Enerji piyasalarında tüketicinin de söz sahibi olması gerektiğini vurgulayan Güler Sabancı, konuşmasını şöyle tamamladı:
“Enerji, tüm dünyada hızla değişen bir konudur. Yeni ve şaşırtıcı enerji teknolojileri üretiliyor ve kullanıma sunuluyor. Bu bağlamda Türkiye’deki enerji sektörünün dönüşümünün; talep yönetimi, enerji piyasalarında tüketicinin de söz sahibi olması, dağıtılmış üretim seçeneklerinden daha fazla faydalanılması, akıllı şebekeler ve yeni enerji depolama çözümlerinin geliştirilmesiyle mümkün olacağına inanıyorum.”

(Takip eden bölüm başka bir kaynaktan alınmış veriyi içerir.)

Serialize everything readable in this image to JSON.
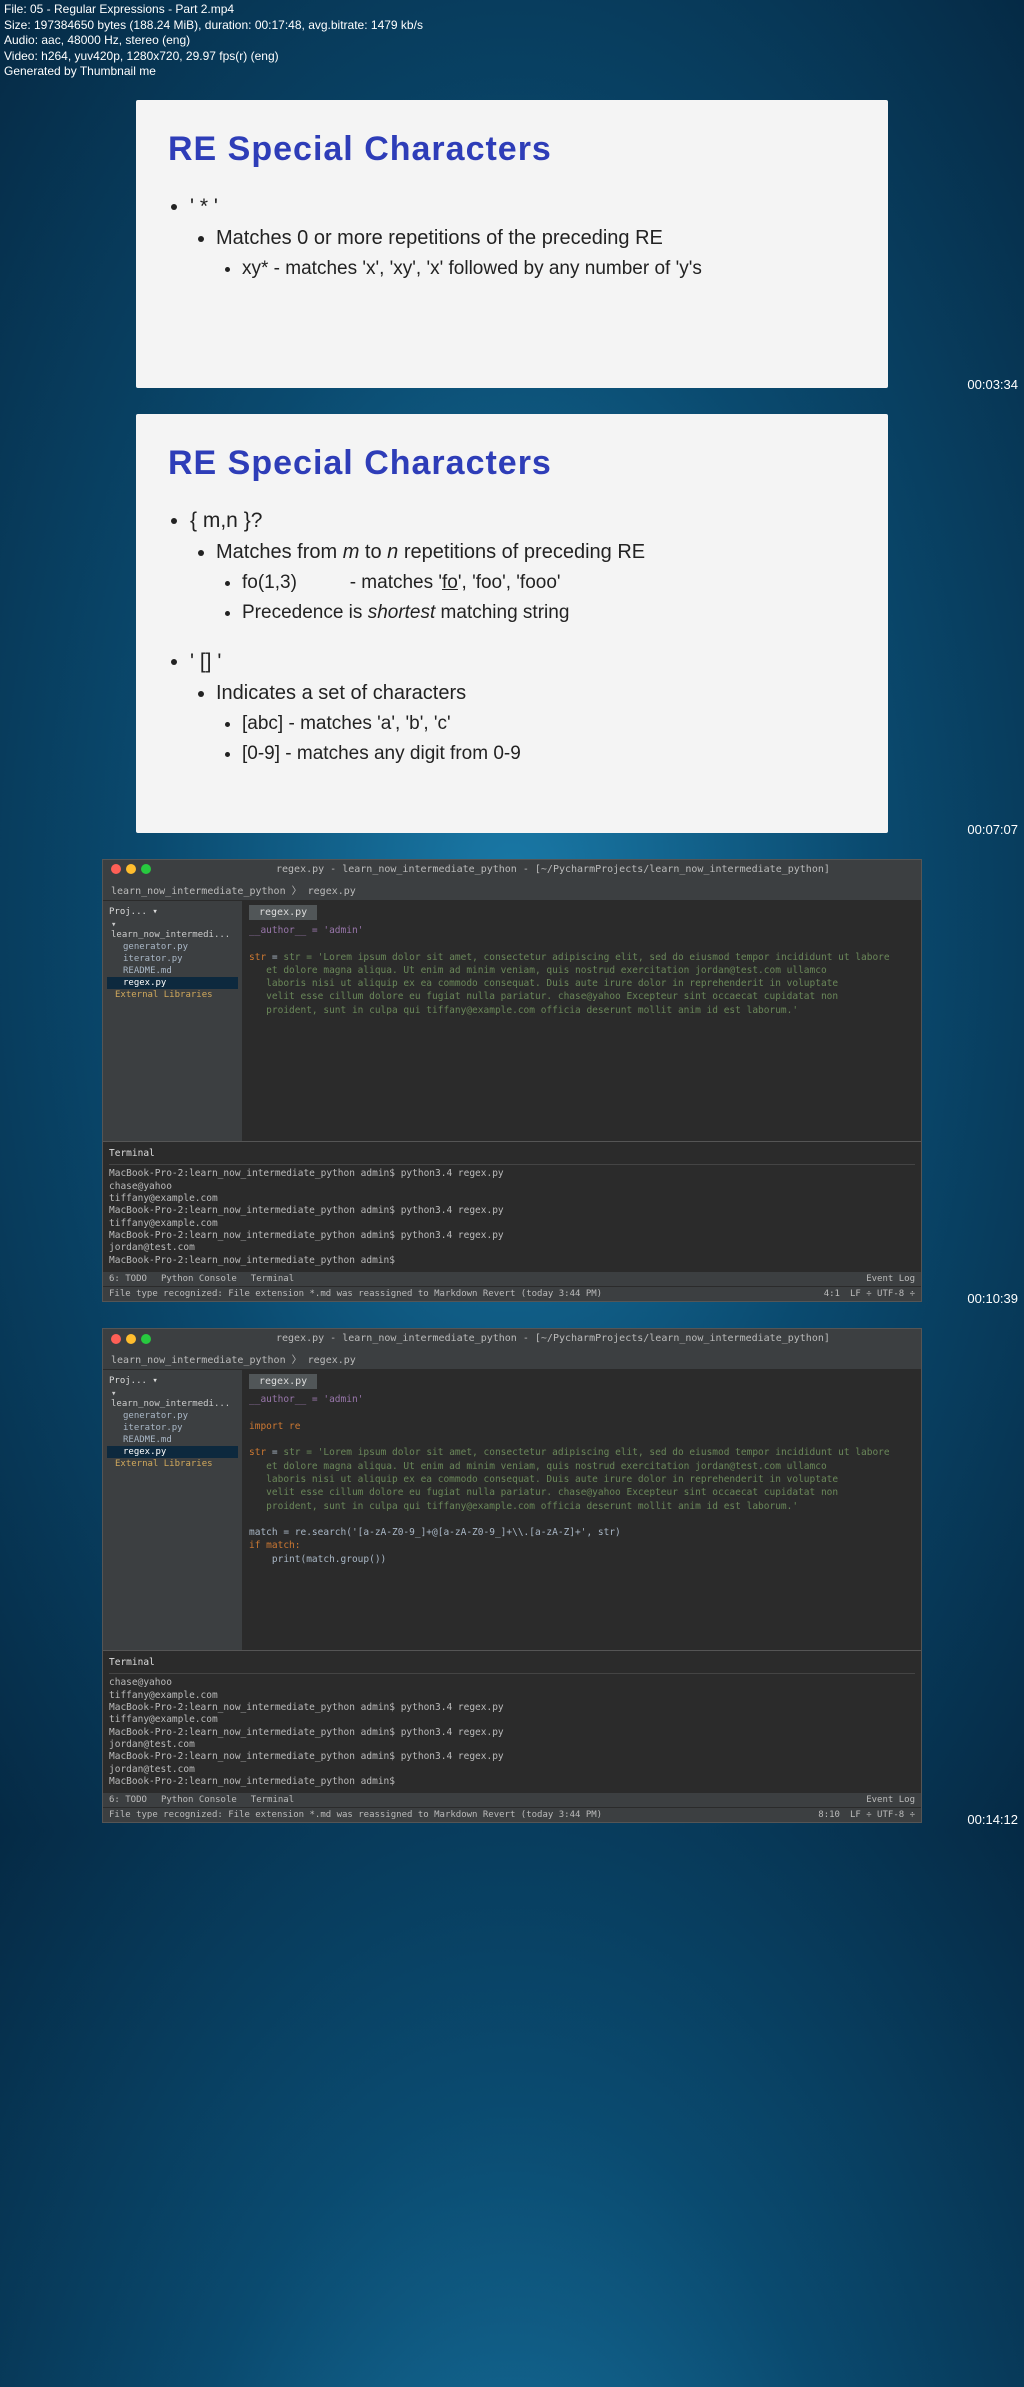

“Dinamik nüfusu, etkili enerji yönetimi ve tutkulu enerji şirketleriyle Türkiye, geniş ölçekli enerji dönüşümünde öncü bir rol oynayabilecek güce sahiptir. Politika üreticileri, düzenleyici otoriteler, sanayi kuruluşları, piyasanın hakim güçleri ve akademi çevreleri olarak bize düşen görev işbirliği ve ortaya koyduğumuz çabaları artırarak bu hayali gerçekleştirmektir.”

IICEC seçkin bir platform
Güler Sabancı, Dr. Fatih Birol’un geçen yıl 29 üye ülkenin oybirliğiyle İcra Direktörlüğü’ne seçilmesiyle, Uluslararası Enerji Ajansı’nın (IEA) “güçlü bir vizyona” kavuştuğunu, dünyanın yükselen ülkelerine yönelik olarak daha güvenli, etkili ve sürdürülebilir, global bir enerji yaklaşımı benimsendiğini belirtti. Güler Sabancı, bugün enerji güvenliği, ekonomik kalkınma, rekabetçilik ve çevre farkındalığı gibi enerjiyle ilgili görüşlerini paylaşanlara da teşekkür etti.
Forum; aralarında Birleşik Arap Emirlikleri Enerji Bakanlığı Müsteşarı Dr. Matar Al Neyadi, Japonya Başbakanı Özel Danışmanı EiichiHasegawa, Avrupa Birliği Türkiye Büyükelçisi Hansjoerg Haber, Ukrayna’nın Ankara Büyükelçisi SergiyKorsunskiy, Konya Milletvekili ve TBMM Sanayi,Ticaret, Enerji, Tabii Kaynaklar, Bilgi ve Teknoloji Komisyonu Başkanı Ziya Altunyaldız ve Uluslararası Enerji Ajansı (IEA) İcra Direktörü ve IICEC Yönlendirme Kurulu Onursal Başkanı Dr. Fatih Birol'un da bulunduğu, uluslararası enerji kuruluşlarının üst düzey yöneticilerinin katılımıyla başladı.